« Que sait-on du travail ? » : Plus d’un tiers des salariés ont un rythme de travail imposé par un contrôle informatisé

« Que sait-on du travail ? » : Plus d’un tiers des salariés ont un rythme de travail imposé par un contrôle informatisé

35 %. Plus d’un salarié sur trois a un rythme de travail imposé par un suivi ou un contrôle informatisé. Et presque autant (34 %) ont vu l’intensité de leur travail renforcée par la pression temporelle. Si l’on distingue les catégories professionnelles, l’impact est encore plus fort : 46 % pour les ouvriers non qualifiés et 56 % pour les ouvriers qualifiés, selon les chiffres du ministère du travail.

Cette intensification du travail est le produit du « taylorisme à l’âge du numérique » qui a modifié l’organisation du travail ces vingt dernières années. L’activité dans les entrepôts de la logistique est, à ce titre, particulièrement intéressante à étudier, car le secteur a été fortement marqué par le développement des technologies numériques.

Jérôme Gautié et Coralie Perez, deux spécialistes du marché du travail, l’ont analysé pour démontrer comment les transformations de la chaîne d’approvisionnement du commerce de détail ont changé les conditions de travail pour l’intensifier, en particulier quand le travailleur peu qualifié n’est pas complètement remplacé par la machine, mais lui est soumis.

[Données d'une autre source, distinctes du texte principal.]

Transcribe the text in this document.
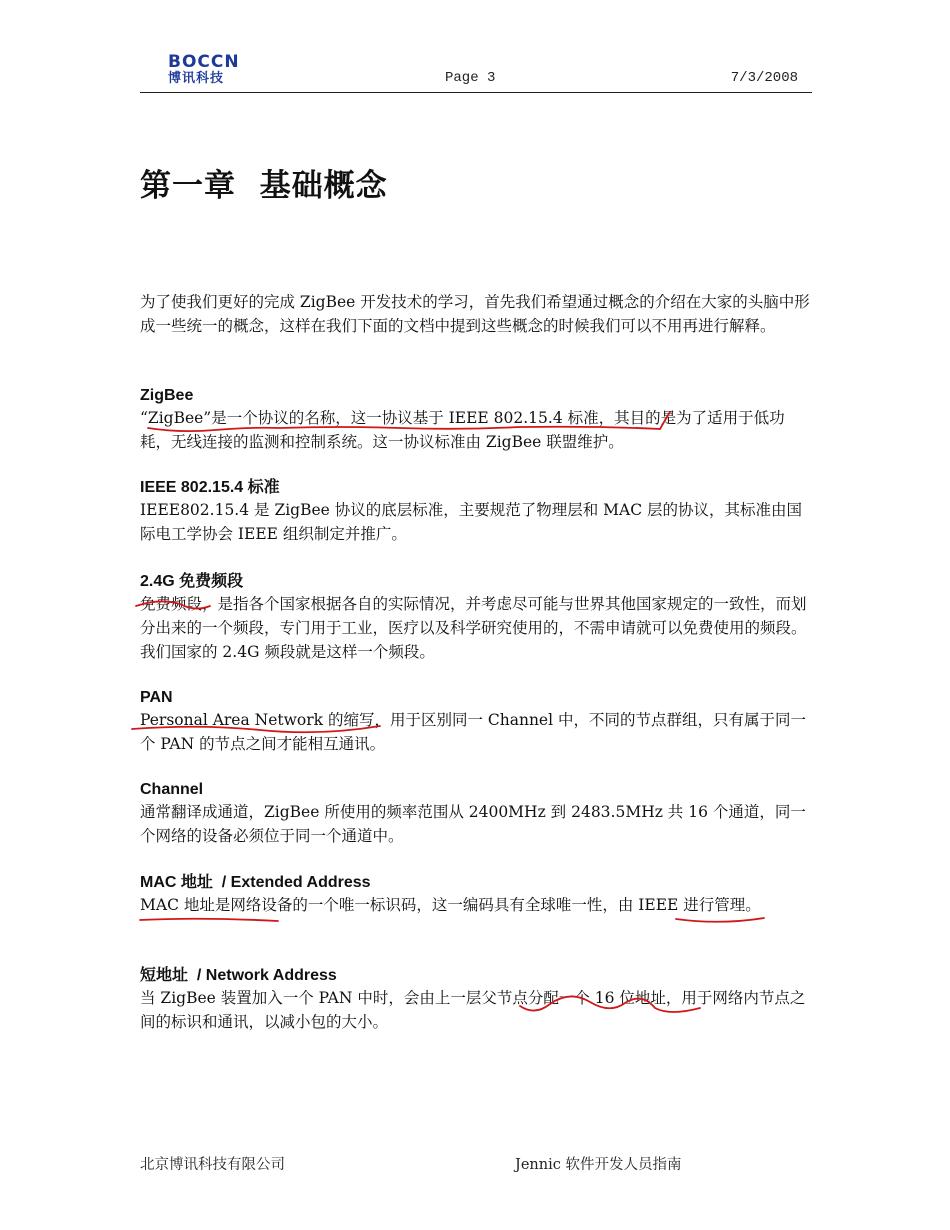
BOCCN
博讯科技	Page 3	7/3/2008
第一章  基础概念
为了使我们更好的完成 ZigBee 开发技术的学习，首先我们希望通过概念的介绍在大家的头脑中形成一些统一的概念，这样在我们下面的文档中提到这些概念的时候我们可以不用再进行解释。
ZigBee
“ZigBee”是一个协议的名称，这一协议基于 IEEE 802.15.4 标准，其目的是为了适用于低功耗，无线连接的监测和控制系统。这一协议标准由 ZigBee 联盟维护。
IEEE 802.15.4 标准
IEEE802.15.4 是 ZigBee 协议的底层标准，主要规范了物理层和 MAC 层的协议，其标准由国际电工学协会 IEEE 组织制定并推广。
2.4G 免费频段
免费频段，是指各个国家根据各自的实际情况，并考虑尽可能与世界其他国家规定的一致性，而划分出来的一个频段，专门用于工业，医疗以及科学研究使用的，不需申请就可以免费使用的频段。我们国家的 2.4G 频段就是这样一个频段。
PAN
Personal Area Network 的缩写，用于区别同一 Channel 中，不同的节点群组，只有属于同一个 PAN 的节点之间才能相互通讯。
Channel
通常翻译成通道，ZigBee 所使用的频率范围从 2400MHz 到 2483.5MHz 共 16 个通道，同一个网络的设备必须位于同一个通道中。
MAC 地址  / Extended Address
MAC 地址是网络设备的一个唯一标识码，这一编码具有全球唯一性，由 IEEE 进行管理。
短地址  / Network Address
当 ZigBee 装置加入一个 PAN 中时，会由上一层父节点分配一个 16 位地址，用于网络内节点之间的标识和通讯，以减小包的大小。
北京博讯科技有限公司	Jennic 软件开发人员指南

Leur étude, réalisée dans le cadre du projet de médiation scientifique « Que sait-on du travail ? » du Laboratoire interdisciplinaire d’évaluation des politiques publiques (Liepp), diffusé en collaboration avec les Presses de Sciences Po sur la chaîne Emploi du site Lemonde.fr, s’appuie sur une recherche menée en France et en Allemagne sur les ouvriers de la logistique du commerce de détail des grandes chaînes de distribution (hors chauffeurs) et sur les résultats d’une recherche comparative sur les innovations et la qualité de l’emploi en Europe, menée dans le cadre du projet QuInnE (« Quality of Jobs and Innovation Generated Employment Outcomes ») entre 2015 et 2018.

Disparition de l’autonomie au travail

Les chercheurs ont identifié trois moteurs de cette intensification du travail : le passage d’une chaîne d’approvisionnement axée sur l’offre à une chaîne d’approvisionnement axée sur la demande ; l’externalisation des activités jugées périphériques ; et le commerce électronique qui a incité à la recherche de délais de livraison toujours plus courts, renforçant la logique du « juste-à-temps ».

La population concernée est significative : « en 2019, la somme des “ouvriers qualifiés de la manutention, du magasinage et du transport”, des “manutentionnaires non qualifiés” et des “ouvriers du tri, de l’emballage, de l’expédition, non qualifiés” avoisinait les 780 000, soit 14,6 % de l’ensemble des ouvriers au sens de l’Insee », indiquent les chercheurs.